The tank contains 20 gallons of solution initially, with 10 pounds of chemical A. The concentration of the incoming solution is 2 pounds per gallon, and it is poured in at 3 gallons per minute. The outgoing solution is also drained at 3 gallons per minute, meaning the total volume in the tank remains constant at 20 gallons.

Let \( y(t) \) represent the amount of chemical A in the tank at time \( t \) minutes. The rate at which chemical A flows in is \( 3 \times 2 = 6 \) pounds per minute. The concentration of chemical A in the tank at time \( t \) is \( \frac{y(t)}{20} \), and the outflow rate is \( 3 \) gallons per minute, leading to a loss rate of \( 3 \times \frac{y(t)}{20} = \frac{3y(t)}{20} \) pounds per minute. Thus, the differential equation is: \( \frac{dy}{dt} = 6 - \frac{3}{20}y \).
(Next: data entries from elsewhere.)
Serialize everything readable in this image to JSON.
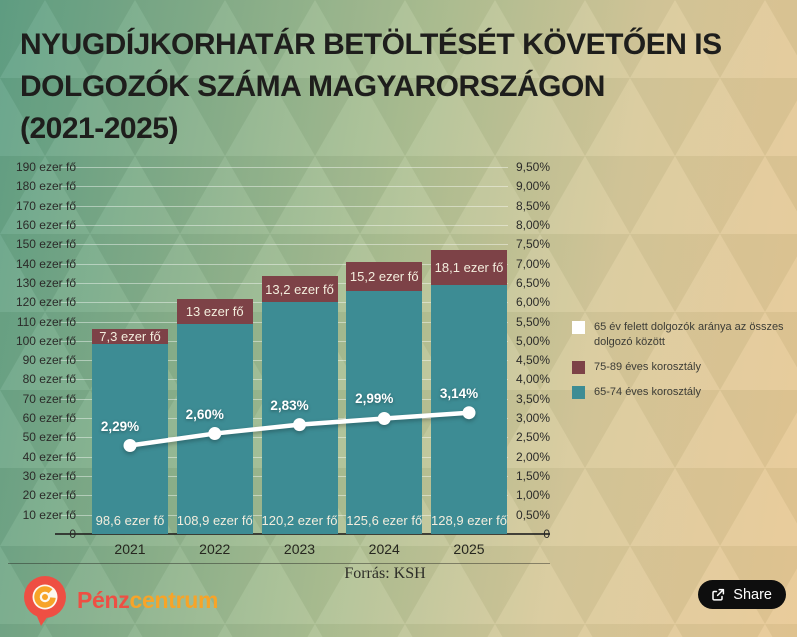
{
  "title": "NYUGDÍJKORHATÁR BETÖLTÉSÉT KÖVETŐEN IS\nDOLGOZÓK SZÁMA MAGYARORSZÁGON\n(2021-2025)",
  "source": "Forrás: KSH",
  "legend": {
    "items": [
      {
        "label": "65 év felett dolgozók aránya az összes dolgozó között",
        "color": "#ffffff"
      },
      {
        "label": "75-89 éves korosztály",
        "color": "#7d4247"
      },
      {
        "label": "65-74 éves korosztály",
        "color": "#3d8c94"
      }
    ]
  },
  "footer": {
    "brand": {
      "part1": "Pénz",
      "part2": "centrum",
      "red": "#ee4f43",
      "orange": "#f7a428"
    },
    "share_label": "Share",
    "share_bg": "#0e0e0e"
  },
  "chart_data": {
    "type": "combo-stacked-bar-line",
    "categories": [
      "2021",
      "2022",
      "2023",
      "2024",
      "2025"
    ],
    "series": [
      {
        "name": "65-74 éves korosztály",
        "type": "bar",
        "stack": true,
        "axis": "left",
        "color": "#3d8c94",
        "values": [
          98.6,
          108.9,
          120.2,
          125.6,
          128.9
        ],
        "labels": [
          "98,6 ezer fő",
          "108,9 ezer fő",
          "120,2 ezer fő",
          "125,6 ezer fő",
          "128,9 ezer fő"
        ]
      },
      {
        "name": "75-89 éves korosztály",
        "type": "bar",
        "stack": true,
        "axis": "left",
        "color": "#7d4247",
        "values": [
          7.3,
          13,
          13.2,
          15.2,
          18.1
        ],
        "labels": [
          "7,3 ezer fő",
          "13 ezer fő",
          "13,2 ezer fő",
          "15,2 ezer fő",
          "18,1 ezer fő"
        ]
      },
      {
        "name": "65 év felett dolgozók aránya az összes dolgozó között",
        "type": "line",
        "axis": "right",
        "color": "#ffffff",
        "values": [
          2.29,
          2.6,
          2.83,
          2.99,
          3.14
        ],
        "labels": [
          "2,29%",
          "2,60%",
          "2,83%",
          "2,99%",
          "3,14%"
        ]
      }
    ],
    "left_axis": {
      "title": "ezer fő",
      "min": 0,
      "max": 190,
      "step": 10,
      "labels": [
        "190 ezer fő",
        "180 ezer fő",
        "170 ezer fő",
        "160 ezer fő",
        "150 ezer fő",
        "140 ezer fő",
        "130 ezer fő",
        "120 ezer fő",
        "110 ezer fő",
        "100 ezer fő",
        "90 ezer fő",
        "80 ezer fő",
        "70 ezer fő",
        "60 ezer fő",
        "50 ezer fő",
        "40 ezer fő",
        "30 ezer fő",
        "20 ezer fő",
        "10 ezer fő",
        "0"
      ]
    },
    "right_axis": {
      "title": "%",
      "min": 0,
      "max": 9.5,
      "step": 0.5,
      "labels": [
        "9,50%",
        "9,00%",
        "8,50%",
        "8,00%",
        "7,50%",
        "7,00%",
        "6,50%",
        "6,00%",
        "5,50%",
        "5,00%",
        "4,50%",
        "4,00%",
        "3,50%",
        "3,00%",
        "2,50%",
        "2,00%",
        "1,50%",
        "1,00%",
        "0,50%",
        "0"
      ]
    },
    "grid": true,
    "legend_position": "right"
  }
}
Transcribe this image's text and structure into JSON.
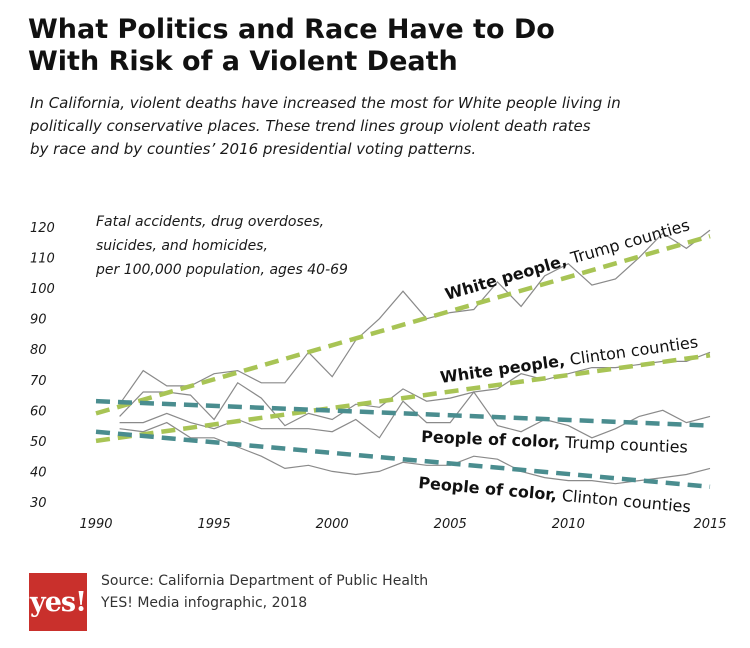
{
  "title_lines": [
    "What Politics and Race Have to Do",
    "With Risk of a Violent Death"
  ],
  "subtitle_lines": [
    "In California, violent deaths have increased the most for White people living in",
    "politically conservative places. These trend lines group violent death rates",
    "by race and by counties’ 2016 presidential voting patterns."
  ],
  "measure_note_lines": [
    "Fatal accidents, drug overdoses,",
    "suicides, and homicides,",
    "per 100,000 population, ages 40-69"
  ],
  "source_lines": [
    "Source: California Department of Public Health",
    "YES! Media infographic, 2018"
  ],
  "logo_text": "yes!",
  "colors": {
    "white_trend": "#a8c455",
    "poc_trend": "#4a8d8f",
    "raw_line": "#8a8a8a",
    "logo_bg": "#c9302c"
  },
  "chart_data": {
    "type": "line",
    "x_ticks": [
      1990,
      1995,
      2000,
      2005,
      2010,
      2015
    ],
    "y_ticks": [
      30,
      40,
      50,
      60,
      70,
      80,
      90,
      100,
      110,
      120
    ],
    "xlim": [
      1990,
      2016
    ],
    "ylim": [
      30,
      120
    ],
    "grid": false,
    "series": [
      {
        "name": "White people, Trump counties",
        "label_bold": "White people,",
        "label_rest": " Trump counties",
        "style": "trend",
        "color": "#a8c455",
        "trend": [
          [
            1990,
            59
          ],
          [
            2016,
            117
          ]
        ],
        "x": [
          1991,
          1992,
          1993,
          1994,
          1995,
          1996,
          1997,
          1998,
          1999,
          2000,
          2001,
          2002,
          2003,
          2004,
          2005,
          2006,
          2007,
          2008,
          2009,
          2010,
          2011,
          2012,
          2013,
          2014,
          2015,
          2016
        ],
        "values": [
          62,
          73,
          68,
          68,
          72,
          73,
          69,
          69,
          79,
          71,
          83,
          90,
          99,
          90,
          92,
          93,
          102,
          94,
          104,
          108,
          101,
          103,
          110,
          118,
          113,
          119
        ]
      },
      {
        "name": "White people, Clinton counties",
        "label_bold": "White people,",
        "label_rest": " Clinton counties",
        "style": "trend",
        "color": "#a8c455",
        "trend": [
          [
            1990,
            50
          ],
          [
            2016,
            78
          ]
        ],
        "x": [
          1991,
          1992,
          1993,
          1994,
          1995,
          1996,
          1997,
          1998,
          1999,
          2000,
          2001,
          2002,
          2003,
          2004,
          2005,
          2006,
          2007,
          2008,
          2009,
          2010,
          2011,
          2012,
          2013,
          2014,
          2015,
          2016
        ],
        "values": [
          58,
          66,
          66,
          65,
          57,
          69,
          64,
          55,
          59,
          57,
          62,
          61,
          67,
          63,
          64,
          66,
          67,
          72,
          70,
          72,
          74,
          74,
          75,
          76,
          76,
          79
        ]
      },
      {
        "name": "People of color, Trump counties",
        "label_bold": "People of color,",
        "label_rest": " Trump counties",
        "style": "trend",
        "color": "#4a8d8f",
        "trend": [
          [
            1990,
            63
          ],
          [
            2016,
            55
          ]
        ],
        "x": [
          1991,
          1992,
          1993,
          1994,
          1995,
          1996,
          1997,
          1998,
          1999,
          2000,
          2001,
          2002,
          2003,
          2004,
          2005,
          2006,
          2007,
          2008,
          2009,
          2010,
          2011,
          2012,
          2013,
          2014,
          2015,
          2016
        ],
        "values": [
          56,
          56,
          59,
          56,
          54,
          57,
          54,
          54,
          54,
          53,
          57,
          51,
          63,
          56,
          56,
          66,
          55,
          53,
          57,
          55,
          51,
          54,
          58,
          60,
          56,
          58
        ]
      },
      {
        "name": "People of color, Clinton counties",
        "label_bold": "People of color,",
        "label_rest": " Clinton counties",
        "style": "trend",
        "color": "#4a8d8f",
        "trend": [
          [
            1990,
            53
          ],
          [
            2016,
            35
          ]
        ],
        "x": [
          1991,
          1992,
          1993,
          1994,
          1995,
          1996,
          1997,
          1998,
          1999,
          2000,
          2001,
          2002,
          2003,
          2004,
          2005,
          2006,
          2007,
          2008,
          2009,
          2010,
          2011,
          2012,
          2013,
          2014,
          2015,
          2016
        ],
        "values": [
          54,
          53,
          56,
          51,
          51,
          48,
          45,
          41,
          42,
          40,
          39,
          40,
          43,
          42,
          42,
          45,
          44,
          40,
          38,
          37,
          37,
          36,
          37,
          38,
          39,
          41
        ]
      }
    ]
  }
}
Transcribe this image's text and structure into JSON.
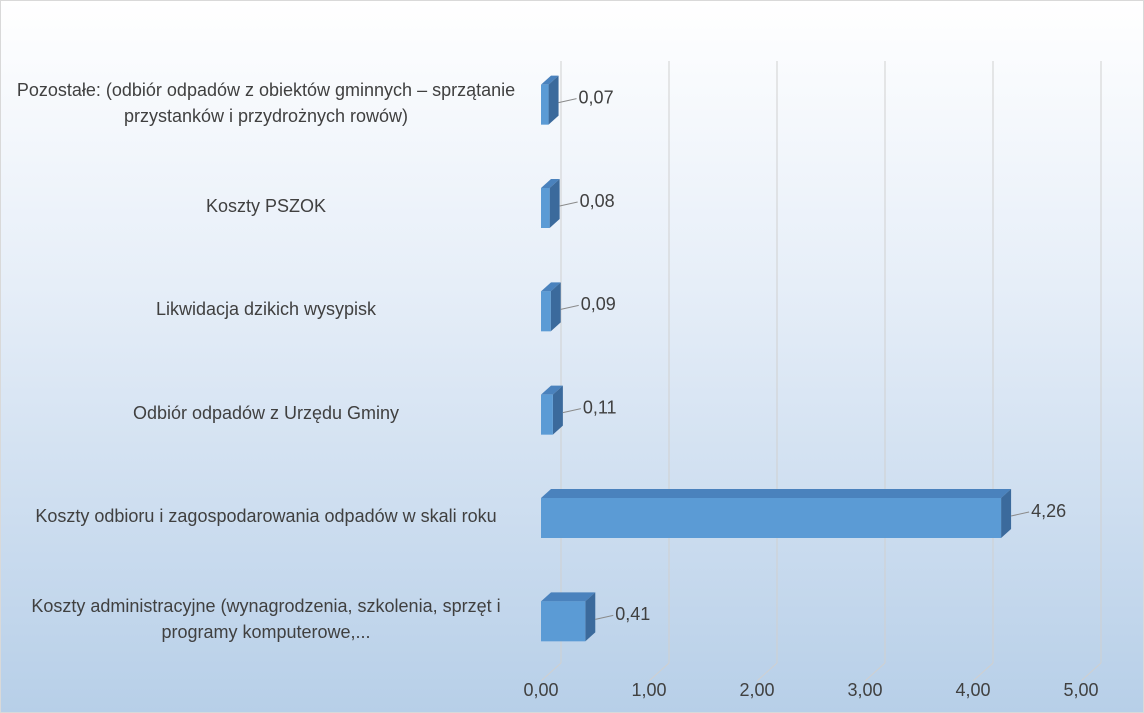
{
  "chart_data": {
    "type": "bar3d_horizontal",
    "categories": [
      "Koszty administracyjne (wynagrodzenia, szkolenia, sprzęt i programy komputerowe,...",
      "Koszty odbioru i zagospodarowania odpadów w skali roku",
      "Odbiór odpadów z Urzędu Gminy",
      "Likwidacja dzikich wysypisk",
      "Koszty PSZOK",
      "Pozostałe: (odbiór odpadów z obiektów gminnych – sprzątanie przystanków i przydrożnych rowów)"
    ],
    "values": [
      0.41,
      4.26,
      0.11,
      0.09,
      0.08,
      0.07
    ],
    "value_labels": [
      "0,41",
      "4,26",
      "0,11",
      "0,09",
      "0,08",
      "0,07"
    ],
    "color": "#5b9bd5",
    "xlim": [
      0,
      5
    ],
    "xticks": [
      {
        "value": 0,
        "label": "0,00"
      },
      {
        "value": 1,
        "label": "1,00"
      },
      {
        "value": 2,
        "label": "2,00"
      },
      {
        "value": 3,
        "label": "3,00"
      },
      {
        "value": 4,
        "label": "4,00"
      },
      {
        "value": 5,
        "label": "5,00"
      }
    ],
    "grid": true
  }
}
The differential equation is separable: \( \frac{dy}{dt} + \frac{3}{20}y = 6 \). It can also be treated as a linear first-order equation. Let \( P(t) = \frac{3}{20} \) and \( Q(t) = 6 \). The integrating factor is \( \mu(t) = e^{\int \frac{3}{20} dt} = e^{\frac{3}{20}t} \). Multiplying through by \( \mu(t) \), we get \( e^{\frac{3}{20}t} \frac{dy}{dt} + e^{\frac{3}{20}t} \frac{3}{20}y = 6e^{\frac{3}{20}t} \). This simplifies to \( \frac{d}{dt}[ye^{\frac{3}{20}t}] = 6e^{\frac{3}{20}t} \). Integrate both sides to obtain: \( ye^{\frac{3}{20}t} = 40e^{\frac{3}{20}t} + C \). Divide by \( e^{\frac{3}{20}t} \) to solve for \( y(t) \): \( y(t) = 40 + Ce^{-\frac{3}{20}t} \).

Initially, when \( t = 0 \), there are 10 pounds of chemical A in the tank, thus \( y(0) = 10 \). Substitute \( y(0) = 10 \) into the equation: \( 10 = 40 + C \rightarrow C = -30 \). So the solution becomes \( y(t) = 40 - 30e^{-\frac{3}{20}t} \).

Substitute \( t = 20 \) into \( y(t) = 40 - 30e^{-\frac{3}{20}t} \) to find the amount after 20 minutes: \( y(20) = 40 - 30e^{-3/20 \times 20} = 40 - 30e^{-3} \). Compute the numerical value of \( e^{-3} \) to get the amount. If \( e^{-3} \approx 0.0498 \), then \( y(20) \approx 40 - 30 \times 0.0498 \approx 40 - 1.494 \approx 38.506 \). The amount of chemical A after 20 minutes is approximately 38.506 pounds.